Transfer of IRA in Divorce…Pay Attention to Details or Transfer Will Be Taxable!
Unfortunately, even though a divorce settlement agreement (the “Agreement”) may be properly drafted, unless the parties to the Agreement comply with the terms of the Agreement, favorable tax consequences may not apply.
In Kirkpatrick V. Commissioner, a divorced husband did not comply with the tax law which, unfortunately created adverse tax consequences. In 2012, Wife filed for divorce in Maryland. Husband moved out of the house to Michigan. In the consent order filed in 2012 (the “Order”), Husband was to transfer to Wife the sum of $100,000 directly (and in a non-taxable transaction) into an individual retirement account (“IRA”) appropriately titled in Wife’s name within 14 days of the entry of the Order. The Order also required him to pay Wife $40,000 for attorney fees. The divorce was finalized on June 30, 2014.
In 2013, Husband made payments directly to Wife by withdrawing funds from 2 of his IRAs, transferring those monies to his checking account and then writing checks to Wife. Husband received Form 1099s-R for the 2013 taxable year which showed $411,155 as distributions. Husband and Wife filed a joint 2013 return and showed only $116,489 as taxable. The IRS determine a deficiency and a substantial understatement penalty . Husband disputed the taxation of $140,000 received from his IRA.
Generally, any amount distributed from an IRA is included in gross income. However, an exception is provided for a transfer of an IRA incident to a divorce. “The transfer of an individual’s interest”… in an IRA “to his spouse or former spouse under a divorce or separation instrument …. is not to be considered a taxable transfer made by such individual ….. and such interest at the time of the transfer is to be treated” as an IRA of such spouse and not of such individual (the “Exception”).
Husband argued that the $140,000 transferred to Wife met the Exception requirements. He argued that the transfer was made within the appropriate time frame and pursuant to the Agreement. The funds passing through his checking account to his spouse should have no bearing on the taxation of the exchange because the funds were moved within the time limit for this type of transaction.
The IRS argued that none of the payments Husband received and distributed to Wife met the Exception. No IRA was opened in Wife’s name nor was there a transfer of funds from his IRA to her IRA. A prior case held that the Exception does NOT apply to proceeds from an IRA cashed out or otherwise transferred to a nonparticipant spouse. Further, the transfer was not made in the time frame of the Order and thus, not in accordance with the Agreement.
Finally, Husband argued that Wife did not undertake the necessary steps on her part of establishing an IRA and he should not be responsible for taxes as Wife did not meet her responsibility.
The court clarified that, if applicable, the Exception only applied to the $100,000 as the $40,000 was clearly for attorney fees and would be taxable and not part of the Exception. The court also clarified that federal tax law applied and addressed issues… (1) was there a transfer of the IRA participant’s interest in his IRA to his spouse or former spouse? and (2) was the transfer made under a proper divorce agreement?

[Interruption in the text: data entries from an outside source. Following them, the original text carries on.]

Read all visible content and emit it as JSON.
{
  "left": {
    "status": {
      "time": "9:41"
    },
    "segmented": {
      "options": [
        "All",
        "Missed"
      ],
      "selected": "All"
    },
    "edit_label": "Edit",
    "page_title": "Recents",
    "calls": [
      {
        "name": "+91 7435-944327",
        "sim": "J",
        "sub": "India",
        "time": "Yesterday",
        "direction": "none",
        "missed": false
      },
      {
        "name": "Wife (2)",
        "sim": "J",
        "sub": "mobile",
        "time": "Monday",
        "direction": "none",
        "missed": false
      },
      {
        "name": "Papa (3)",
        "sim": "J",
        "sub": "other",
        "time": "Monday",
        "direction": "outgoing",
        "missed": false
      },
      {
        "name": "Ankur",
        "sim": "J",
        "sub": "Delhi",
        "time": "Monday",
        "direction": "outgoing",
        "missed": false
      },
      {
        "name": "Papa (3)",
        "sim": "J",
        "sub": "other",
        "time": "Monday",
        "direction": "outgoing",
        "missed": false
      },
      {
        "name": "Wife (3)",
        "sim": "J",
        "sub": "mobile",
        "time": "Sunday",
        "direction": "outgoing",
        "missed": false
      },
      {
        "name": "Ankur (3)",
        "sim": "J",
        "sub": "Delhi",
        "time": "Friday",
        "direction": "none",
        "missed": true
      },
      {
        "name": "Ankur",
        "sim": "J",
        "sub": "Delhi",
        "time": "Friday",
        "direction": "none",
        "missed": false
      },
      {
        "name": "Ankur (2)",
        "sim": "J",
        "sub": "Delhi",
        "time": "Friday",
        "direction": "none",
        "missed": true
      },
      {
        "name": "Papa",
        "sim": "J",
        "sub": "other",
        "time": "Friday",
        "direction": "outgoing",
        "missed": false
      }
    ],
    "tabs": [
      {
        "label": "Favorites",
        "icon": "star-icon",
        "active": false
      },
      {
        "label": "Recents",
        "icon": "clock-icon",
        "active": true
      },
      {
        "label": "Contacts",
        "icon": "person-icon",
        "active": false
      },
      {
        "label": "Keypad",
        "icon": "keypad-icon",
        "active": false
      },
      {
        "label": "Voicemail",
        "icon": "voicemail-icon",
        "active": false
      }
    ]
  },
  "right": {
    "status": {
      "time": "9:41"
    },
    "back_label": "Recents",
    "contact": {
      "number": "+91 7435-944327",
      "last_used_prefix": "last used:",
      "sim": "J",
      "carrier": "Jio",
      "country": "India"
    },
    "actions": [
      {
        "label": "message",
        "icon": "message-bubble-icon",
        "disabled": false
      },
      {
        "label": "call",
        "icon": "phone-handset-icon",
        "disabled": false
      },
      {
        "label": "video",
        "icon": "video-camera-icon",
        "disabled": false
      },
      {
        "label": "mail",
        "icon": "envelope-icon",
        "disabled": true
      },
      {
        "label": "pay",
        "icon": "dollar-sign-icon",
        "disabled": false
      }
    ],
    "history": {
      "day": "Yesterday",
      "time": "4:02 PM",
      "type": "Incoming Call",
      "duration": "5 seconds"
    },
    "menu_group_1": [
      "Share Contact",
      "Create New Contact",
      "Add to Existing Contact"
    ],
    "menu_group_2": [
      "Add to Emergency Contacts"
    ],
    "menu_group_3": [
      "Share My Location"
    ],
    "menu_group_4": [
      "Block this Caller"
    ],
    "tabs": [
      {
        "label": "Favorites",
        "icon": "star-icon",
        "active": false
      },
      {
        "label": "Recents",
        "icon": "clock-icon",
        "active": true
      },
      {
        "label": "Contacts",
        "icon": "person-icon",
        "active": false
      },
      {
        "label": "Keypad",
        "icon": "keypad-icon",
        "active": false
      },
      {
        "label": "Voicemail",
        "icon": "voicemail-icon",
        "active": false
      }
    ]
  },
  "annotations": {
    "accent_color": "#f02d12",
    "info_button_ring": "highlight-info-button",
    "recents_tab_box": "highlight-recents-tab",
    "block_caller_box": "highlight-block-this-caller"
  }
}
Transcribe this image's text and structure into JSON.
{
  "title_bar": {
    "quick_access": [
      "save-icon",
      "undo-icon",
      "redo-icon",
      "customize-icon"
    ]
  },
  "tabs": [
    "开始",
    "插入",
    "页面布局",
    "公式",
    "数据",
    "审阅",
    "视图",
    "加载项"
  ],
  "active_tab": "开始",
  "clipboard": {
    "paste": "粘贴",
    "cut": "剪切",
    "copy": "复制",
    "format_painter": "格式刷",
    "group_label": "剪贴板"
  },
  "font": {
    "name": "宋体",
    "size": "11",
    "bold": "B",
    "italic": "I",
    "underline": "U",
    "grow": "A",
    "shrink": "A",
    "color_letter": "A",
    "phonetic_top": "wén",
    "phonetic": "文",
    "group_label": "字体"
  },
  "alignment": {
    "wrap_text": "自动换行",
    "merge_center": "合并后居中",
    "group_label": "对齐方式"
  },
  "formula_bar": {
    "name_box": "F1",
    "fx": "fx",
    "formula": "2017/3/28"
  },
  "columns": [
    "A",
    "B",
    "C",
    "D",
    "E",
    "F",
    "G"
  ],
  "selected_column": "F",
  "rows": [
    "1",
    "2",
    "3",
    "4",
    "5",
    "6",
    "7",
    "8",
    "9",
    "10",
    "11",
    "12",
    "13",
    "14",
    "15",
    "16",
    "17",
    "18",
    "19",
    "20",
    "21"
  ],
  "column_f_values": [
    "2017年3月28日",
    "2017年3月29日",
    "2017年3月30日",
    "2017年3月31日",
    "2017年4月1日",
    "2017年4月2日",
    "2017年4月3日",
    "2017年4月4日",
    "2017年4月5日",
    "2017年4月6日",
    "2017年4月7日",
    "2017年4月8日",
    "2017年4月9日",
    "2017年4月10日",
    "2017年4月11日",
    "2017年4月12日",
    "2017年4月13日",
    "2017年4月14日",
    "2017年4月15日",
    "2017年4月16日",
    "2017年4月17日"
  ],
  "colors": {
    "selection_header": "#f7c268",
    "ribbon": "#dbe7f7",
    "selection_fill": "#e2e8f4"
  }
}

Citing the Bunney case, the court rejected the idea that taking a distribution from an IRA and then making a payment to the spouse qualified as a transfer of an interest in that IRA. The court determined that the participant’s INTEREST in the IRA must be transferred, not the “assets’ in an IRA. The court determined there was NO transfer of Husband’s interest in the IRA to Wife. The court did not have to answer the second inquiry of whether the transfer was made in accordance with the Agreement.
Also noting their decision in Jones v. Commissioner, the court confirmed that the Exception is limited and that an “interest” in an IRA is NOT synonymous with money or assets held in an IRA. The court then found Husband did not transfer an interest in his IRAs to his then wife.
ADVICE: When complying with terms of an Agreement, be sure to follow the details and terms of the Agreement. Also consult with a tax lawyer BEFORE completion of the drafting of the Agreement to be sure all parties understand the tax implications of the Agreement and agree to follow steps necessary to receive favorable tax consequences.
WORD OF THE WEEK: Decanting is the process of “pouring” or transferring assets from one irrevocable trust into another trust. The name comes from a similar process such as wine decanting. Decanting arose from an old Florida Supreme Court case. The theory is that a trustee who has complete discretion to distribute assets to the beneficiaries should be able to distribute trust assets in further trust for those beneficiaries. For example, a trustee has the sole discretion to distribute assets among beneficiaries but at age 25 a beneficiary has the right to his or her share. As the trustee could have distributed ALL the assets away from the beneficiary to another beneficiary prior to the specific beneficiary attaining age 25, the trustee has the power to distribute the trust assets to another trust to be held for such beneficiary’s lifetime.